Choosing an Internet Service Provider
Choosing the right Internet Service Provider (ISP) is a critical step for any small business, but a daunting task when faced with a great deal of technical information. Get it wrong and your business will suffer. Here’s how to get it right.
No pressure, right? Fear not! If you follow a process of needs assessment, research and scrutiny of service packages you will have the comfort of knowing you have made a careful, informed decision.
Understanding your company’s internet requirements will help you choose a plan that will provide the infrastructure and support your business needs. When considering the following questions, bear in mind your company’s growth plans.
- Level of internet access required
- How many employees will share the internet connection?
- Is internet access required as part of daily work? Will the business have a steady flow of internet usage or will it spike at predictable times of the day/year?
- Will the connection be used mainly for email or also for extensive web searches and web activity? Skype uses a lot more data than sending an email, and even Google Maps uses more data than you think.
- Do you need your employees to be active in social networks or instant messaging?
- How many emails are received and sent on a daily basis? Do your employees or online users need to transfer large files, or share large amounts of information, graphics or videos?
- Do you have a visually rich website with heavy user traffic and regular website updates?
- Does your website contain forms and generate the submission of information or inquiries?
- Does your business handle online transactions and payments?
- Does/would your business utilise real-time applications such as video conferencing, VoIP or other content delivery systems?
Ok, so now you have an idea about what you need, or at least you’ll be able to answer some key questions from ISPs so they can put together quotes for your business.
Speed and Connection
If the choice is between dial-up or broadband, broadband usually wins out these days. Is basic broadband (or ADSL) fine, or do you need ADLS2+, which is much faster but costs more? ADSL2+ becomes more important if you’re sharing the internet connection – as most businesses will be – between a number of employees, and usually is well worth it.
Does your business require internet access on the go? Wireless vs. unwired is a topic that deserves its own article, but suffice it to say accessing the internet via a mobile device is cool, and just as fast as wired, but is the most expensive internet connection per gigabyte. It offers a mobile edge that certainly has applications for some businesses.
What if you want internet access but don’t want to pay for a landline? Some ISPs offer ‘naked’ DSL. This means you don’t need a voice connection in order to have a data connection. If your office has gone mobile this could be the plan for you.
Are you covered?
Where your office is located is referred to as your ‘exchange’. It will determine things like speed, downtime and what services are available. ADSL2+ and VoIP are not offered in every exchange by every ISP.

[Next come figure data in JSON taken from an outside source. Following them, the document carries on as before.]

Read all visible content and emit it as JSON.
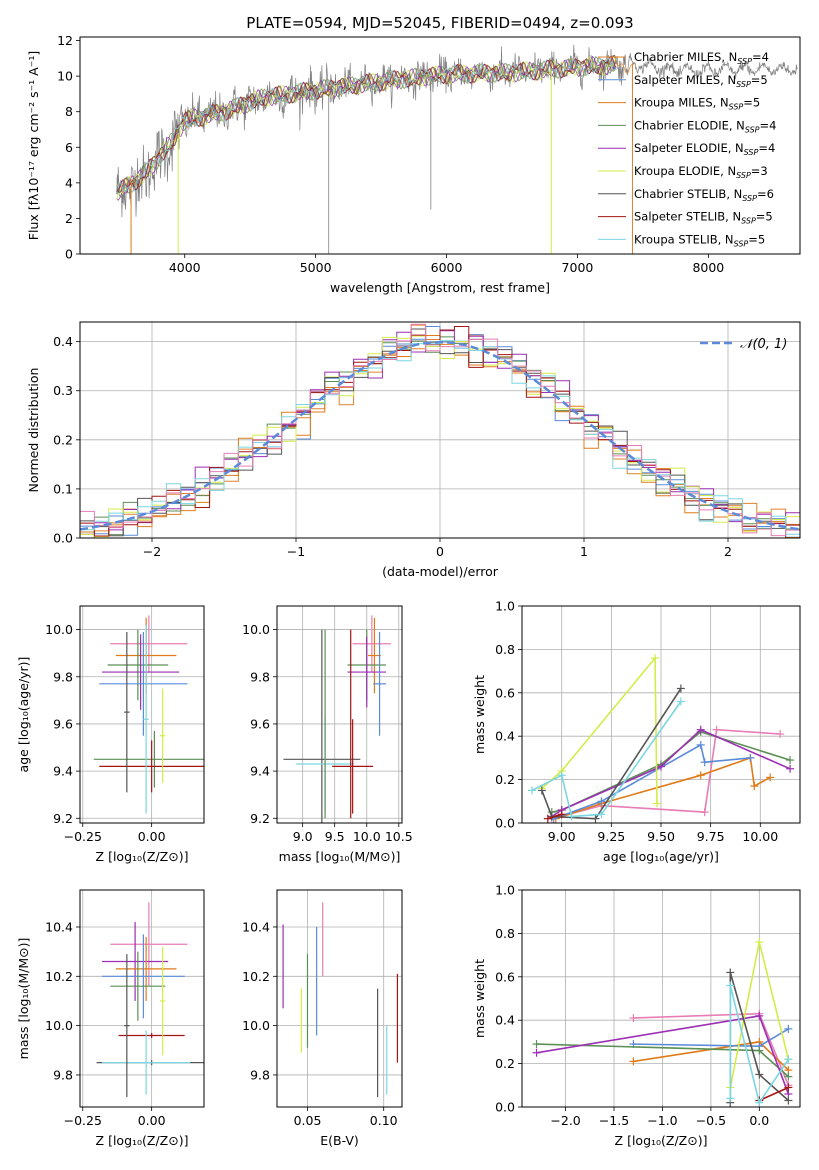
{
  "chart_data": [
    {
      "id": "spectrum",
      "type": "line",
      "title": "PLATE=0594, MJD=52045, FIBERID=0494, z=0.093",
      "xlabel": "wavelength [Angstrom, rest frame]",
      "ylabel": "Flux [fλ10⁻¹⁷ erg cm⁻² s⁻¹ A⁻¹]",
      "xlim": [
        3200,
        8700
      ],
      "ylim": [
        0,
        12.2
      ],
      "xticks": [
        4000,
        5000,
        6000,
        7000,
        8000
      ],
      "yticks": [
        0,
        2,
        4,
        6,
        8,
        10,
        12
      ],
      "grid": false,
      "legend_position": "top-right",
      "observed_spectrum_color": "#808080",
      "continuum_anchors": {
        "x": [
          3500,
          3700,
          3900,
          4000,
          4300,
          4600,
          5000,
          5500,
          6000,
          6500,
          7000,
          7400,
          7800,
          8300
        ],
        "y": [
          3.5,
          4.5,
          6.3,
          7.5,
          8.0,
          8.8,
          9.2,
          9.7,
          10.1,
          10.2,
          10.5,
          10.7,
          10.3,
          10.4
        ]
      },
      "legend": [
        {
          "label": "Chabrier MILES, N_SSP=4",
          "color": "#E0822E"
        },
        {
          "label": "Salpeter MILES, N_SSP=5",
          "color": "#5B8BD8"
        },
        {
          "label": "Kroupa MILES, N_SSP=5",
          "color": "#E07B18"
        },
        {
          "label": "Chabrier ELODIE, N_SSP=4",
          "color": "#5B8F55"
        },
        {
          "label": "Salpeter ELODIE, N_SSP=4",
          "color": "#9C2FB3"
        },
        {
          "label": "Kroupa ELODIE, N_SSP=3",
          "color": "#D4EC4A"
        },
        {
          "label": "Chabrier STELIB, N_SSP=6",
          "color": "#555555"
        },
        {
          "label": "Salpeter STELIB, N_SSP=5",
          "color": "#A31515"
        },
        {
          "label": "Kroupa STELIB, N_SSP=5",
          "color": "#7AD6E0"
        }
      ]
    },
    {
      "id": "residuals",
      "type": "line",
      "xlabel": "(data-model)/error",
      "ylabel": "Normed distribution",
      "xlim": [
        -2.5,
        2.5
      ],
      "ylim": [
        0,
        0.44
      ],
      "xticks": [
        -2,
        -1,
        0,
        1,
        2
      ],
      "yticks": [
        0.0,
        0.1,
        0.2,
        0.3,
        0.4
      ],
      "grid": true,
      "legend_position": "top-right",
      "normal_curve": {
        "label": "𝒩(0, 1)",
        "color": "#5B8BD8",
        "mean": 0,
        "sigma": 1
      }
    },
    {
      "id": "age-vs-z",
      "type": "scatter",
      "xlabel": "Z [log₁₀(Z/Z⊙)]",
      "ylabel": "age  [log₁₀(age/yr)]",
      "xlim": [
        -0.26,
        0.19
      ],
      "ylim": [
        9.18,
        10.1
      ],
      "xticks": [
        -0.25,
        0.0
      ],
      "yticks": [
        9.2,
        9.4,
        9.6,
        9.8,
        10.0
      ],
      "grid": true,
      "series": [
        {
          "color": "#E87DB5",
          "x": -0.01,
          "y": 9.94,
          "xerr": 0.14,
          "yerr": 0.12
        },
        {
          "color": "#E07B18",
          "x": -0.02,
          "y": 9.89,
          "xerr": 0.11,
          "yerr": 0.16
        },
        {
          "color": "#5B8F55",
          "x": -0.05,
          "y": 9.85,
          "xerr": 0.11,
          "yerr": 0.15
        },
        {
          "color": "#9C2FB3",
          "x": -0.04,
          "y": 9.82,
          "xerr": 0.14,
          "yerr": 0.16
        },
        {
          "color": "#5B8BD8",
          "x": -0.03,
          "y": 9.77,
          "xerr": 0.16,
          "yerr": 0.22
        },
        {
          "color": "#5B8F55",
          "x": 0.01,
          "y": 9.45,
          "xerr": 0.22,
          "yerr": 0.12
        },
        {
          "color": "#A31515",
          "x": 0.0,
          "y": 9.42,
          "xerr": 0.19,
          "yerr": 0.11
        },
        {
          "color": "#D4EC4A",
          "x": 0.04,
          "y": 9.55,
          "xerr": 0.01,
          "yerr": 0.2
        },
        {
          "color": "#555555",
          "x": -0.09,
          "y": 9.65,
          "xerr": 0.01,
          "yerr": 0.34
        },
        {
          "color": "#7AD6E0",
          "x": -0.02,
          "y": 9.62,
          "xerr": 0.01,
          "yerr": 0.4
        }
      ]
    },
    {
      "id": "age-vs-mass",
      "type": "scatter",
      "xlabel": "mass [log₁₀(M/M⊙)]",
      "ylabel": "",
      "xlim": [
        8.6,
        10.55
      ],
      "ylim": [
        9.18,
        10.1
      ],
      "xticks": [
        9.0,
        9.5,
        10.0,
        10.5
      ],
      "yticks": [
        9.2,
        9.4,
        9.6,
        9.8,
        10.0
      ],
      "grid": true,
      "series": [
        {
          "color": "#E87DB5",
          "x": 10.08,
          "y": 9.94,
          "xerr": 0.3,
          "yerr": 0.12
        },
        {
          "color": "#E07B18",
          "x": 10.12,
          "y": 9.89,
          "xerr": 0.1,
          "yerr": 0.16
        },
        {
          "color": "#5B8F55",
          "x": 10.0,
          "y": 9.85,
          "xerr": 0.3,
          "yerr": 0.15
        },
        {
          "color": "#9C2FB3",
          "x": 10.0,
          "y": 9.82,
          "xerr": 0.3,
          "yerr": 0.15
        },
        {
          "color": "#5B8BD8",
          "x": 10.2,
          "y": 9.77,
          "xerr": 0.1,
          "yerr": 0.22
        },
        {
          "color": "#555555",
          "x": 9.3,
          "y": 9.45,
          "xerr": 0.6,
          "yerr": 0.55
        },
        {
          "color": "#7AD6E0",
          "x": 9.35,
          "y": 9.43,
          "xerr": 0.45,
          "yerr": 0.2
        },
        {
          "color": "#A31515",
          "x": 9.78,
          "y": 9.42,
          "xerr": 0.32,
          "yerr": 0.2
        },
        {
          "color": "#5B8F55",
          "x": 9.35,
          "y": 9.6,
          "xerr": 0.01,
          "yerr": 0.4
        },
        {
          "color": "#A31515",
          "x": 9.75,
          "y": 9.6,
          "xerr": 0.01,
          "yerr": 0.4
        }
      ]
    },
    {
      "id": "weight-vs-age",
      "type": "line",
      "xlabel": "age  [log₁₀(age/yr)]",
      "ylabel": "mass weight",
      "xlim": [
        8.8,
        10.2
      ],
      "ylim": [
        0,
        1.0
      ],
      "xticks": [
        9.0,
        9.25,
        9.5,
        9.75,
        10.0
      ],
      "yticks": [
        0.0,
        0.2,
        0.4,
        0.6,
        0.8,
        1.0
      ],
      "grid": true,
      "series": [
        {
          "color": "#E87DB5",
          "x": [
            8.95,
            9.2,
            9.72,
            9.78,
            10.1
          ],
          "y": [
            0.02,
            0.08,
            0.05,
            0.43,
            0.41
          ]
        },
        {
          "color": "#E07B18",
          "x": [
            8.97,
            9.2,
            9.7,
            9.95,
            9.97,
            10.05
          ],
          "y": [
            0.02,
            0.09,
            0.22,
            0.3,
            0.17,
            0.21
          ]
        },
        {
          "color": "#5B8BD8",
          "x": [
            8.96,
            9.2,
            9.7,
            9.72,
            9.95
          ],
          "y": [
            0.02,
            0.1,
            0.36,
            0.28,
            0.3
          ]
        },
        {
          "color": "#5B8F55",
          "x": [
            8.95,
            9.0,
            9.5,
            9.7,
            10.15
          ],
          "y": [
            0.05,
            0.06,
            0.27,
            0.42,
            0.29
          ]
        },
        {
          "color": "#9C2FB3",
          "x": [
            8.95,
            9.0,
            9.5,
            9.7,
            10.15
          ],
          "y": [
            0.03,
            0.06,
            0.26,
            0.43,
            0.25
          ]
        },
        {
          "color": "#D4EC4A",
          "x": [
            8.9,
            9.0,
            9.47,
            9.48
          ],
          "y": [
            0.16,
            0.24,
            0.76,
            0.09
          ]
        },
        {
          "color": "#555555",
          "x": [
            8.9,
            8.95,
            9.17,
            9.6
          ],
          "y": [
            0.15,
            0.03,
            0.02,
            0.62
          ]
        },
        {
          "color": "#A31515",
          "x": [
            8.93,
            9.0
          ],
          "y": [
            0.02,
            0.04
          ]
        },
        {
          "color": "#7AD6E0",
          "x": [
            8.85,
            9.0,
            9.05,
            9.2,
            9.6
          ],
          "y": [
            0.15,
            0.22,
            0.03,
            0.04,
            0.56
          ]
        }
      ]
    },
    {
      "id": "mass-vs-z",
      "type": "scatter",
      "xlabel": "Z [log₁₀(Z/Z⊙)]",
      "ylabel": "mass [log₁₀(M/M⊙)]",
      "xlim": [
        -0.26,
        0.19
      ],
      "ylim": [
        9.67,
        10.55
      ],
      "xticks": [
        -0.25,
        0.0
      ],
      "yticks": [
        9.8,
        10.0,
        10.2,
        10.4
      ],
      "grid": true,
      "series": [
        {
          "color": "#E87DB5",
          "x": -0.01,
          "y": 10.33,
          "xerr": 0.14,
          "yerr": 0.17
        },
        {
          "color": "#9C2FB3",
          "x": -0.06,
          "y": 10.26,
          "xerr": 0.12,
          "yerr": 0.16
        },
        {
          "color": "#E07B18",
          "x": -0.02,
          "y": 10.23,
          "xerr": 0.11,
          "yerr": 0.13
        },
        {
          "color": "#5B8BD8",
          "x": -0.03,
          "y": 10.2,
          "xerr": 0.15,
          "yerr": 0.17
        },
        {
          "color": "#5B8F55",
          "x": -0.05,
          "y": 10.16,
          "xerr": 0.1,
          "yerr": 0.14
        },
        {
          "color": "#A31515",
          "x": 0.0,
          "y": 9.96,
          "xerr": 0.12,
          "yerr": 0.01
        },
        {
          "color": "#555555",
          "x": 0.0,
          "y": 9.85,
          "xerr": 0.2,
          "yerr": 0.01
        },
        {
          "color": "#7AD6E0",
          "x": -0.02,
          "y": 9.85,
          "xerr": 0.16,
          "yerr": 0.13
        },
        {
          "color": "#D4EC4A",
          "x": 0.04,
          "y": 10.1,
          "xerr": 0.01,
          "yerr": 0.22
        },
        {
          "color": "#555555",
          "x": -0.09,
          "y": 10.0,
          "xerr": 0.01,
          "yerr": 0.29
        }
      ]
    },
    {
      "id": "mass-vs-ebv",
      "type": "scatter",
      "xlabel": "E(B-V)",
      "ylabel": "",
      "xlim": [
        0.03,
        0.112
      ],
      "ylim": [
        9.67,
        10.55
      ],
      "xticks": [
        0.05,
        0.1
      ],
      "yticks": [
        9.8,
        10.0,
        10.2,
        10.4
      ],
      "grid": true,
      "series": [
        {
          "color": "#9C2FB3",
          "x": 0.034,
          "y": 10.24,
          "yerr": 0.17
        },
        {
          "color": "#D4EC4A",
          "x": 0.046,
          "y": 10.02,
          "yerr": 0.13
        },
        {
          "color": "#5B8F55",
          "x": 0.05,
          "y": 10.1,
          "yerr": 0.19
        },
        {
          "color": "#5B8BD8",
          "x": 0.056,
          "y": 10.18,
          "yerr": 0.22
        },
        {
          "color": "#E87DB5",
          "x": 0.06,
          "y": 10.35,
          "yerr": 0.15
        },
        {
          "color": "#555555",
          "x": 0.096,
          "y": 9.93,
          "yerr": 0.22
        },
        {
          "color": "#7AD6E0",
          "x": 0.102,
          "y": 9.86,
          "yerr": 0.14
        },
        {
          "color": "#A31515",
          "x": 0.109,
          "y": 10.03,
          "yerr": 0.18
        }
      ]
    },
    {
      "id": "weight-vs-z",
      "type": "line",
      "xlabel": "Z [log₁₀(Z/Z⊙)]",
      "ylabel": "mass weight",
      "xlim": [
        -2.45,
        0.42
      ],
      "ylim": [
        0,
        1.0
      ],
      "xticks": [
        -2.0,
        -1.5,
        -1.0,
        -0.5,
        0.0
      ],
      "yticks": [
        0.0,
        0.2,
        0.4,
        0.6,
        0.8,
        1.0
      ],
      "grid": true,
      "series": [
        {
          "color": "#E87DB5",
          "x": [
            -1.3,
            0.0,
            0.3
          ],
          "y": [
            0.41,
            0.43,
            0.1
          ]
        },
        {
          "color": "#E07B18",
          "x": [
            -1.3,
            0.0,
            0.3
          ],
          "y": [
            0.21,
            0.3,
            0.17
          ]
        },
        {
          "color": "#5B8BD8",
          "x": [
            -1.3,
            0.0,
            0.3
          ],
          "y": [
            0.29,
            0.28,
            0.36
          ]
        },
        {
          "color": "#5B8F55",
          "x": [
            -2.3,
            0.0,
            0.3
          ],
          "y": [
            0.29,
            0.26,
            0.14
          ]
        },
        {
          "color": "#9C2FB3",
          "x": [
            -2.3,
            0.0,
            0.3
          ],
          "y": [
            0.25,
            0.42,
            0.06
          ]
        },
        {
          "color": "#D4EC4A",
          "x": [
            -0.3,
            0.0,
            0.3
          ],
          "y": [
            0.09,
            0.76,
            0.22
          ]
        },
        {
          "color": "#555555",
          "x": [
            -0.3,
            -0.3,
            0.0,
            0.3
          ],
          "y": [
            0.02,
            0.62,
            0.15,
            0.03
          ]
        },
        {
          "color": "#A31515",
          "x": [
            0.0,
            0.3
          ],
          "y": [
            0.03,
            0.09
          ]
        },
        {
          "color": "#7AD6E0",
          "x": [
            -0.3,
            -0.3,
            0.0,
            0.3
          ],
          "y": [
            0.04,
            0.56,
            0.02,
            0.22
          ]
        }
      ]
    }
  ]
}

If you do need mobile internet access, find out about the ISP’s coverage areas and compare against where you need your employees to go. Most have the major cities covered but may not provide coverage in rural areas.
Do your research
Do not choose an ISP based solely on price or you may be disappointed when you cannot get online or get help. Some small ISPs look like they’ll be easy on the budget but in reality they oversubscribe their network, don’t have redundancies in place to keep traffic flowing in the case of network failure, or have outsourced support teams who can be difficult to talk to or slow to respond. Some large, national ISPs are too big and lack in the area of personalised customer service. Time is money and downtime is money lost for your business. Not to sound like Goldilocks, but it often turns out that an ISP somewhere in the middle, with an interesting mix of features, a manageable price and the right range of business services, is just right.
As you wade through the options and speak to ISP sales reps, obtain information about the differentiators that impact service and cost:
- Customer support
- Service-level agreements (SLA)
- Stability of the provider
- Bandwidth and data
- Value-added services and solutions
- Details of the contract
A helping hand
Do not underestimate the availability of good, local, knowledgeable customer support. For a small business owner or decision maker without technical knowledge or in-house IT support, having easy access to the technical support and customer service teams should be a key differentiator in your decision.
For each of the ISPs you are considering, ask about:
- The level of advice and support they provide to help you set up your connection;
- Whether or not the monthly charge includes unlimited technical support; (If not, ask for specifics about the limits.)
- The operating hours of their customer service line; (Do they cover your business hours?)
- Whether or not the ISP has a proven track record for technical, operational and customer support; and
- Any and all costs associated with customer support.